蒲原〜東海道広重美術館・由比本陣記念館御幸亭・正雪紺屋


東京7:45−(東海道新幹線ひかり143号)−8:45静岡8:47−(東海道線上り)−
静岡駅8:45は時刻表の発時刻で、ひかりはそれより早く着いて、数分停車する。東海道線の普通列車に十分まにあって、東に戻る。
静岡を出ると、東静岡−草薙−清水−興津−由比−蒲原。

蒲原駅 9:15
こじんまりした駅に降りる。
このあとの由比、興津の駅とも似たような大きさ、デザインの駅だった。
東海道線のシンボルのみかん色を共通に使う配慮はしているが、ちょっとわびしい建物。
片側1車線の旧東海道を西へ、静岡に戻る方向に、もっといえば京に向かって歩いて行く。

東海道広重美術館・
由比本陣記念館御幸亭
  9:40-11:00


静岡県庵原郡由比町由比297ー1
  新幹線三島駅か静岡駅で東海道本線乗り換え由比駅徒歩25分
  東名富士icか清水icから国道1号経由県道富士由比線
9:00-17:00
休館:月曜 祝日の翌日 年末年始
tel. 0543-75-4454 fax. 0543-75-5321
http://village.infoweb.ne.jp/~yuicho/hiros1.html

昔ふうの構えの古風な門を入ると、芝の庭が広がっている。
右に美術館。左に見える邸宅が由比本陣記念館御幸亭。

美術館の中に入るとエントランスホールがあって、展示室には左から入って、ぐるっと回って右から出てくる。

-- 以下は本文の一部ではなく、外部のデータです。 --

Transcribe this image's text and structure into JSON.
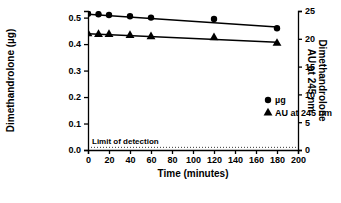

広重の美術館とはいいながら、[由比の自然と歴史][東海道の宿場町・由比]というテーマの展示もあり、簡潔に町のありようが把握できるようになっている。

順路はロスがなく、ストレスなしで落ち着いて見られる。広重の浮世絵作品も、壁掛けだけでなく、平置きの展示も混じっていて、ゆっくり見られる。

途中、2階には眺めのいい休憩室がある。
その前にある講座室では中断なしに広重の解説ビデオが放映されている。20数分。


由比本陣記念館御幸亭は、参勤交代の折り大名が泊まった由比の本陣の離れ座敷を記念館として復元したもの。
美術館と共通の入館券でお茶とお菓子をいただける。庭を眺めながらひと休み。
この一帯の由比本陣公園の整備には、本陣跡地の買い取りに4億円、公園としての整備に5年の歳月と15億円の経費を要したという。

正雪紺屋(しょうせつこうや)

由比本陣公園の道の反対側にあり、江戸時代初期から四百年も続いている紺屋(染物屋)。
中に入ると染料を入れた甕(かめ)がいくつも床に沈められている。

由井正雪(1605-51)の生家といわれるが、この名前を聞くと歴史上の人というより、NHKの人形劇を思い出してしまう。「ひょっこりひょうたん島」のあと、「里見八犬伝」あたりに登場していたのだったか。
ユイショーセツは、主人公たちに迫ってくる無気味な存在の人という記憶があるのだけれど、どういう筋だったかも、歴史上、由井正雪がどういう人物かも、わからないまま。
思いがけず、こういうところで実在した人物だという証拠らしい生家が現れて、へええと思う。

道ばたに台を出して弁当を売っている店があったので、「桜えびすし」450円を買う。
由比は桜えびの町。
かつては旧東海道沿いの自治体の中で、唯一、過疎地域に指定されていたが、今では、年20億円の水揚げがある町の特産の桜えび料理が大当たりして、大型観光バスのコースにもなって賑わっている。